Man Arrested In Vatican Over Papal Documents Leak

ROME (CNN) -- The Vatican has confirmed the arrest of a non-clerical staff member on suspicion of leaking confidential documents to an Italian journalist.

"A man, not a priest, is under arrest following the investigations that led the Vatican police to identify a person holding illegally private documents," Vatican spokesman Federico Lombardi told CNN in a telephone interview Friday.

Italy's ANSA news agency identified the man as 46-year-old Paolo Gabriele, the papal butler, who is one of only a handful of people with access to the pontiff's private desk.

Gabriele has worked for Pope Benedict since 2006 and his job included handing out rosaries to dignitaries and riding in the front seat of the "Popemobile," a vehicle used for public papal appearances, according to ANSA and evidenced in many photographs showing Gabriele with the pope.

Last month, the Vatican gave Cardinal Julian Herranz a "pontifical mandate" to uncover the source of hundreds of personal letters and confidential documents that have been released to Gianluigi Nuzzi, an Italian journalist and author of "Sua Santita" or "His Holiness" in which he published the documents.

Nuzzi would not confirm the identity of his sources, but he told CNN that his primary source, who he referred to as "Maria" in his book, "risked life and limb" if ever found out.

Nuzzi will not identify the gender or ages of his sources, but he told CNN that they worked inside the Vatican. He would not confirm if they were clergy or not.

Nuzzi told CNN that he has not been questioned in connection with the arrest. The Vatican called the publication of his book "criminal" when it was released last Saturday in Italian.

It has risen to number 1 in Italian book sales, according to Feltrenelli and Mondadori booksellers.

Nuzzi's book highlights an internal power struggle within the Vatican through numerous documents including faxes, personal letters and inter-Vatican memos.

Nuzzi told CNN that he received the documents during a year of private meetings in secret locations.

The documents show that the allegations of corruption and money laundering were a concern for a number of high ranking prelates, including Carlo Maria Vigano, who is now the Papal Nuncio in Washington, DC.

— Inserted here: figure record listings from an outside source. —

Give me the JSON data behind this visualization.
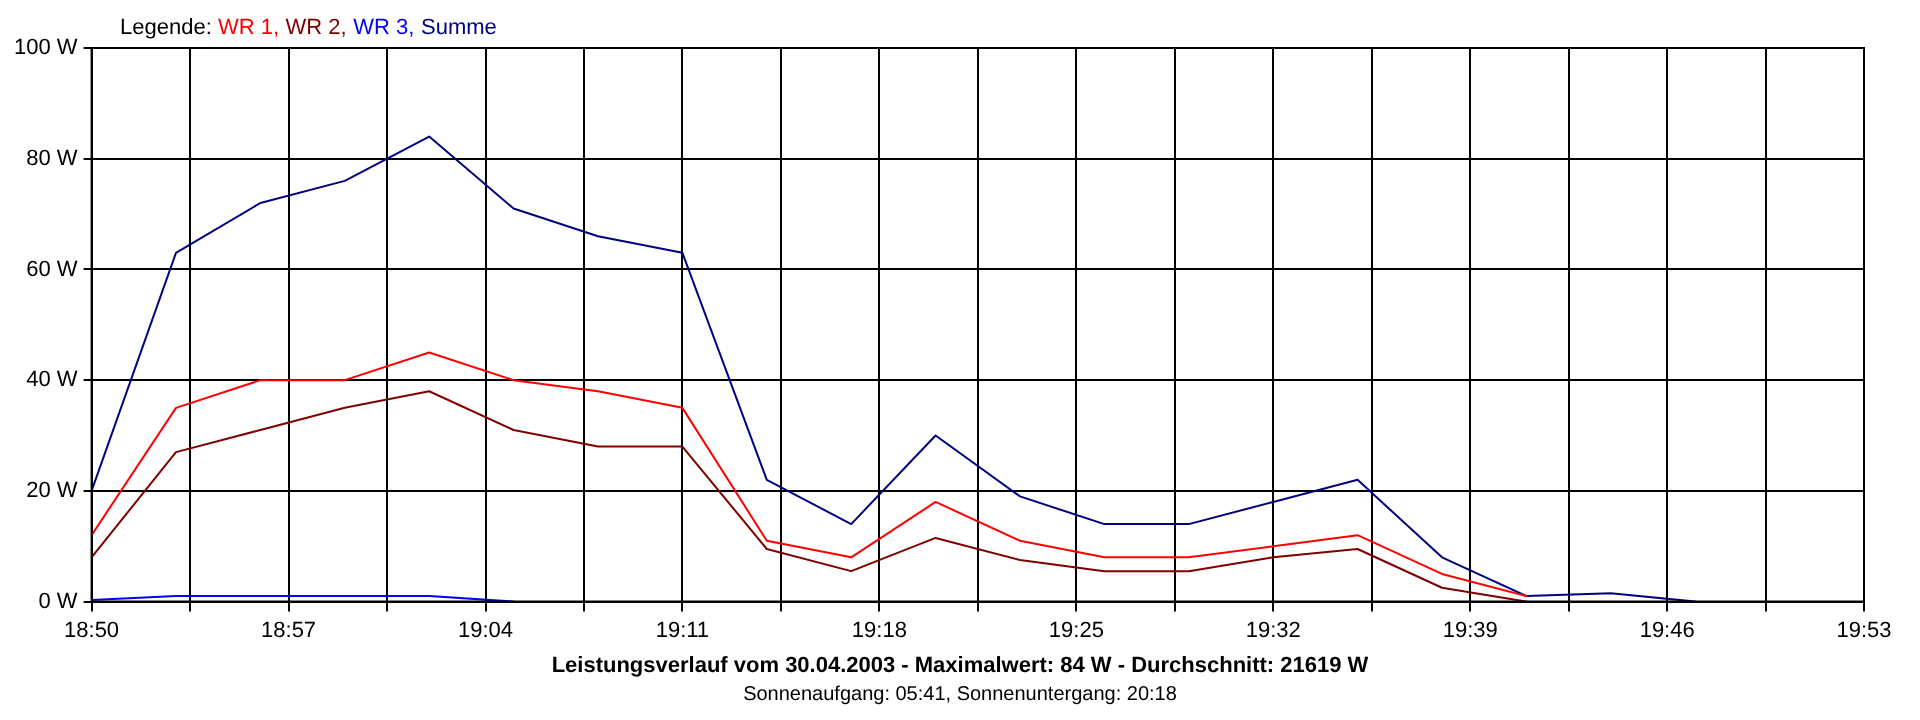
{
  "chart_data": {
    "type": "line",
    "title": "Leistungsverlauf vom 30.04.2003 - Maximalwert: 84 W - Durchschnitt: 21619 W",
    "subtitle": "Sonnenaufgang: 05:41, Sonnenuntergang: 20:18",
    "legend_title": "Legende:",
    "x": [
      18.8333,
      18.8833,
      18.9333,
      18.9833,
      19.0333,
      19.0833,
      19.1333,
      19.1833,
      19.2333,
      19.2833,
      19.3333,
      19.3833,
      19.4333,
      19.4833,
      19.5333,
      19.5833,
      19.6333,
      19.6833,
      19.7333,
      19.7833
    ],
    "series": [
      {
        "name": "WR 1,",
        "color": "#ff0000",
        "values": [
          12,
          35,
          40,
          40,
          45,
          40,
          38,
          35,
          11,
          8,
          18,
          11,
          8,
          8,
          10,
          12,
          5,
          1,
          null,
          null
        ]
      },
      {
        "name": "WR 2,",
        "color": "#800000",
        "values": [
          8,
          27,
          31,
          35,
          38,
          31,
          28,
          28,
          9.5,
          5.5,
          11.5,
          7.5,
          5.5,
          5.5,
          8,
          9.5,
          2.5,
          0,
          null,
          null
        ]
      },
      {
        "name": "WR 3,",
        "color": "#0000ff",
        "values": [
          0.3,
          1,
          1,
          1,
          1,
          0,
          null,
          null,
          null,
          null,
          null,
          null,
          null,
          null,
          null,
          null,
          null,
          null,
          null,
          null
        ]
      },
      {
        "name": "Summe",
        "color": "#000080",
        "values": [
          20,
          63,
          72,
          76,
          84,
          71,
          66,
          63,
          22,
          14,
          30,
          19,
          14,
          14,
          18,
          22,
          8,
          1,
          1.5,
          0
        ]
      }
    ],
    "xlim": [
      18.8333,
      19.8833
    ],
    "xticks": [
      {
        "value": 18.8333,
        "label": "18:50"
      },
      {
        "value": 18.8917,
        "label": null
      },
      {
        "value": 18.95,
        "label": "18:57"
      },
      {
        "value": 19.0083,
        "label": null
      },
      {
        "value": 19.0667,
        "label": "19:04"
      },
      {
        "value": 19.125,
        "label": null
      },
      {
        "value": 19.1833,
        "label": "19:11"
      },
      {
        "value": 19.2417,
        "label": null
      },
      {
        "value": 19.3,
        "label": "19:18"
      },
      {
        "value": 19.3583,
        "label": null
      },
      {
        "value": 19.4167,
        "label": "19:25"
      },
      {
        "value": 19.475,
        "label": null
      },
      {
        "value": 19.5333,
        "label": "19:32"
      },
      {
        "value": 19.5917,
        "label": null
      },
      {
        "value": 19.65,
        "label": "19:39"
      },
      {
        "value": 19.7083,
        "label": null
      },
      {
        "value": 19.7667,
        "label": "19:46"
      },
      {
        "value": 19.825,
        "label": null
      },
      {
        "value": 19.8833,
        "label": "19:53"
      }
    ],
    "ylim": [
      0,
      100
    ],
    "yticks": [
      {
        "value": 0,
        "label": "0 W"
      },
      {
        "value": 20,
        "label": "20 W"
      },
      {
        "value": 40,
        "label": "40 W"
      },
      {
        "value": 60,
        "label": "60 W"
      },
      {
        "value": 80,
        "label": "80 W"
      },
      {
        "value": 100,
        "label": "100 W"
      }
    ],
    "grid": true,
    "legend": "top left",
    "marker": "none",
    "line_style": "solid"
  }
}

Vigano wrote in a series of letters to the pope that he was concerned about the spread of corruption and that his move to Washington would stir speculation.

"Holy Father, my transfer at this time would provoke much disorientation and discouragement in those who have believed it was possible to clean up so many situations of corruption and abuse of power that have been rooted in the management of so many departments," according to his letter which was published in the book.

The Vatican has not denied the authenticity of the documents, but instead says the breach of privacy is a criminal act.

The Vatican has its own judicial system, separate from the Italian judicial system.

The suspect is being held in a special cell within the Vatican City, a walled enclave within Rome, according to Lombardi.

There is no information about whether his legal defense will be from one of the Vatican's house lawyers, or if he will use the services of a lawyer outside the Vatican system.

Nicola Picardi, the Vatican's chief prosecutor, is leading the investigation, according to Lombardi. The pope is "saddened and shocked" at the arrest, he added.